If you’re a fan of Darren Star’s brand of female-focused narratives, mixing aspirational glam fantasy and quotidian workplace drama, clear a shelf for all the physical media coming your way: “Sex and the City”: The Complete Series + 2 Movie Collection (Warner Bros. Home Entertainment), which gives you everything you ever wanted, plus “Sex and the City 2”; Star’s more recent hits are reflected in “Younger”: The Complete Series (Paramount Home Entertainment) and the thoroughly fluffy “Emily in Paris”: Season One (Paramount Home Entertainment), all of which will float you through the upcoming grim months of winter.

Also available: The 1993 Disney Channel version of “Heidi” (FilmRise) features Jason Robards, Jane Seymour, and Patricia Neal; have a little Stephen King comparison and contrast with “The Stand”: The Definitive 2-Series Collection (CBS/Paramount), featuring both miniseries adaptations of his post-apocalyptic doorstop novel; whether or not you’re buying the 4K “Star Trek” movie set (see above), why not spring for the beautiful steelbook box set of “Star Trek”: The Original Series (CBS/Paramount)?

George C. Scott took another crack at the historical figure who won him an Oscar in 1986’s “The Last Days of Patton” (FilmRise); they’d barely closed the sets on “Supernatural” before Jared Padalecki turned around and signed on for “Walker”: Season One (CBS/Paramount); speaking of classic-series reboots, get your kicks with “Kung Fu”: The Complete First Season (Warner Bros. Home Entertainment); it doesn’t get the love of “The Twilight Zone,” but Rod Serling’s subsequent anthology series “Night Gallery”: Season One (Kino Lorber Studio Classics) has its moments, including a creepy episode featuring Joan Crawford (at the end of her career) and directed by Steven Spielberg (at the beginning of his).

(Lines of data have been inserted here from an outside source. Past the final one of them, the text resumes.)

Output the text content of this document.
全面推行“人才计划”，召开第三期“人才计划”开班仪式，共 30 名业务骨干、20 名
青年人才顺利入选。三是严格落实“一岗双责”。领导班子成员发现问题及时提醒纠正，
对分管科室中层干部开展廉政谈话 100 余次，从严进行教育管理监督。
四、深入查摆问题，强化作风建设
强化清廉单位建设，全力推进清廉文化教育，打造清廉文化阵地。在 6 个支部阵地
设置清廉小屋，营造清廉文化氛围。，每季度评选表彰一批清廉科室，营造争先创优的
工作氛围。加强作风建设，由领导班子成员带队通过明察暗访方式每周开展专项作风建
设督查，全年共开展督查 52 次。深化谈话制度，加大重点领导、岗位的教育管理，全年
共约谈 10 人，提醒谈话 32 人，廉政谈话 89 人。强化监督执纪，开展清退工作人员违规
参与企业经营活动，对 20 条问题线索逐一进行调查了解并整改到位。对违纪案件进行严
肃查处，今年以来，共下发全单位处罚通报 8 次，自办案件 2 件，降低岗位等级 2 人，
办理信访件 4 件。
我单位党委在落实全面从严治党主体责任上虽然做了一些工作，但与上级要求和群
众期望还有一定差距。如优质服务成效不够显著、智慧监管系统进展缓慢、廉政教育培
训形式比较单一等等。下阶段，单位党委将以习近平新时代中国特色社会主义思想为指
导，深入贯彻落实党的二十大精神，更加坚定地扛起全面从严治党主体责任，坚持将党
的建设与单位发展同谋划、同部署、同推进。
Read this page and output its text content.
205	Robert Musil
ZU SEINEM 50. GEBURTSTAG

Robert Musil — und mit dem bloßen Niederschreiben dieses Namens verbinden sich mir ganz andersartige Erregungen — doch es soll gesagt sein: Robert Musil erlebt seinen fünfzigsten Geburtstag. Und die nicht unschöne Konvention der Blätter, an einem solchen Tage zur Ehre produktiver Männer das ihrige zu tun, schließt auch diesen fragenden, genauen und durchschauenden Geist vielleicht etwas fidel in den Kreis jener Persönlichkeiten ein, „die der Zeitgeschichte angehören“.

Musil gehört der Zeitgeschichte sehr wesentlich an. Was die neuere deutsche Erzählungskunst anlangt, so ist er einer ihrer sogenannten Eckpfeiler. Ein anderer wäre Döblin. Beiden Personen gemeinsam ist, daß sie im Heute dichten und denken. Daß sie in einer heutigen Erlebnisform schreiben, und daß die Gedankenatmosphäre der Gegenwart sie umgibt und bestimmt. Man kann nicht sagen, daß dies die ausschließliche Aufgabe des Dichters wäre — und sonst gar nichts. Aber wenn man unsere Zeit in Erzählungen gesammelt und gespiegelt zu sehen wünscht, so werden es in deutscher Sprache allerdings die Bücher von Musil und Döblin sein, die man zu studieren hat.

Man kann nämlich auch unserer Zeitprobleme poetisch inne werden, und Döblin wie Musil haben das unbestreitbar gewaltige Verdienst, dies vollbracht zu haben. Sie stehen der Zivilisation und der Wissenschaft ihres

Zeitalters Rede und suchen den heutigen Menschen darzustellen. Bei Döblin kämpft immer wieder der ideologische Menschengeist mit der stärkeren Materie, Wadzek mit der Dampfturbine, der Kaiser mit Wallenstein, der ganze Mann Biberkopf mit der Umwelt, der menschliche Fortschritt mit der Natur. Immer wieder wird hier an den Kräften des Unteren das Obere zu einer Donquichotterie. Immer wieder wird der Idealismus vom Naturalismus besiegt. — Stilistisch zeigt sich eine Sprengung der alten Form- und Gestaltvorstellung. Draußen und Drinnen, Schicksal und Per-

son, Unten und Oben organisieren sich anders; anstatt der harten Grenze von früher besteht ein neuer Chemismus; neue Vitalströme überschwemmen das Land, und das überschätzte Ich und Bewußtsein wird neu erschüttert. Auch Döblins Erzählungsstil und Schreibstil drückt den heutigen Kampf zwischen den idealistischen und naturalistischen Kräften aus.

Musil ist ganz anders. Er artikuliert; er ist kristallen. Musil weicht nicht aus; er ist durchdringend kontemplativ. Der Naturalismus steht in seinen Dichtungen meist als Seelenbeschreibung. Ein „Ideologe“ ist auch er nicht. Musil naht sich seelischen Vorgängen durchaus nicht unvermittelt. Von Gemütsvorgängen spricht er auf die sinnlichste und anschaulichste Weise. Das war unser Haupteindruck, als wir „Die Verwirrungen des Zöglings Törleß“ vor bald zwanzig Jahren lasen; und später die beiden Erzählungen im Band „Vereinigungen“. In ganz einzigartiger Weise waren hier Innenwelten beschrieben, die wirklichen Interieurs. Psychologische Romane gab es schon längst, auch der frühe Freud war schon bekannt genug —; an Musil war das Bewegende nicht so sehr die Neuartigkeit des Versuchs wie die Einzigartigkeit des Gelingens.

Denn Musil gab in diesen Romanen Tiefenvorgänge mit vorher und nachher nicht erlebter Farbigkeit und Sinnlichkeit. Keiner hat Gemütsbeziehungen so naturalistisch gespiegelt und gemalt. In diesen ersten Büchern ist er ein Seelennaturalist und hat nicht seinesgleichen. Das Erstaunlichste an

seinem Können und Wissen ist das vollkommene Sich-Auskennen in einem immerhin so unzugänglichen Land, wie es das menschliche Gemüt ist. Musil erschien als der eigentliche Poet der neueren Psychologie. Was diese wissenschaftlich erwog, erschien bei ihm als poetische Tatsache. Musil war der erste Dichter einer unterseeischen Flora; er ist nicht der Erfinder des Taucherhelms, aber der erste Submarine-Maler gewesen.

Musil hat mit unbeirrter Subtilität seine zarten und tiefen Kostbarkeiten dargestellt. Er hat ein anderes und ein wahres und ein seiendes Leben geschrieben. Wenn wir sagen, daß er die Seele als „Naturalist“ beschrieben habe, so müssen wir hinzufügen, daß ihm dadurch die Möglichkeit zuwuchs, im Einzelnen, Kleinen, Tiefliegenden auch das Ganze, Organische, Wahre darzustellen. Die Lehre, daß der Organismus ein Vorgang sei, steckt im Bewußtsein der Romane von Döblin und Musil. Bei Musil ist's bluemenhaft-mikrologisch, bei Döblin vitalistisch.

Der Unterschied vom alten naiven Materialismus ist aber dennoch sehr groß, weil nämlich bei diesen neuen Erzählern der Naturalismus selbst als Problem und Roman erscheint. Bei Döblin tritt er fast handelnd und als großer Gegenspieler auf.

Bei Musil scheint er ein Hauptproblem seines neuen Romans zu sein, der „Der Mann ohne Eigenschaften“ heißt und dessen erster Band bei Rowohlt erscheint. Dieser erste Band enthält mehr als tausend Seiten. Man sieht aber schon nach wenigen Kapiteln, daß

“Gomorrah: The Series”: Season 1 (Kino Lorber) kicks off the global hit based on the true saga of the Neapolitan crime syndicate; young Richard Burton stars in a 1950s live-TV version of Graham Greene’s “The Power and the Glory” (Liberation Hall), preserved from a kinescope recording of its one broadcast; speaking of the early days of TV, Paul Newman Trilogy (Liberation Hall) features a troika of early small-screen appearances (“The Army Game,” “The Rag Jungle,” “Five in Judgment”) featuring the legendary actor; while we patiently await news about a possible fourth season of “Hannibal,” we can attempt to slake our desire with “Clarice”: Season One (CBS/Paramount).

“Snowpiercer”: The Complete Second Season (TNT/WB) reminds you once again not to eat those protein bars; the ongoing release of the Japanese superhero saga continues with “Ultraman Dyna” (Mill Creek Entertainment); so charming and yet so problematic, “I Dream of Jeannie”: The Complete Series (Mill Creek Entertainment) captures a brand of sitcom whose like will probably never be seen again; those ragtag superheroes are at it again on “DC’s Legends of Tomorrow”: The Complete Sixth Season (DC/WB).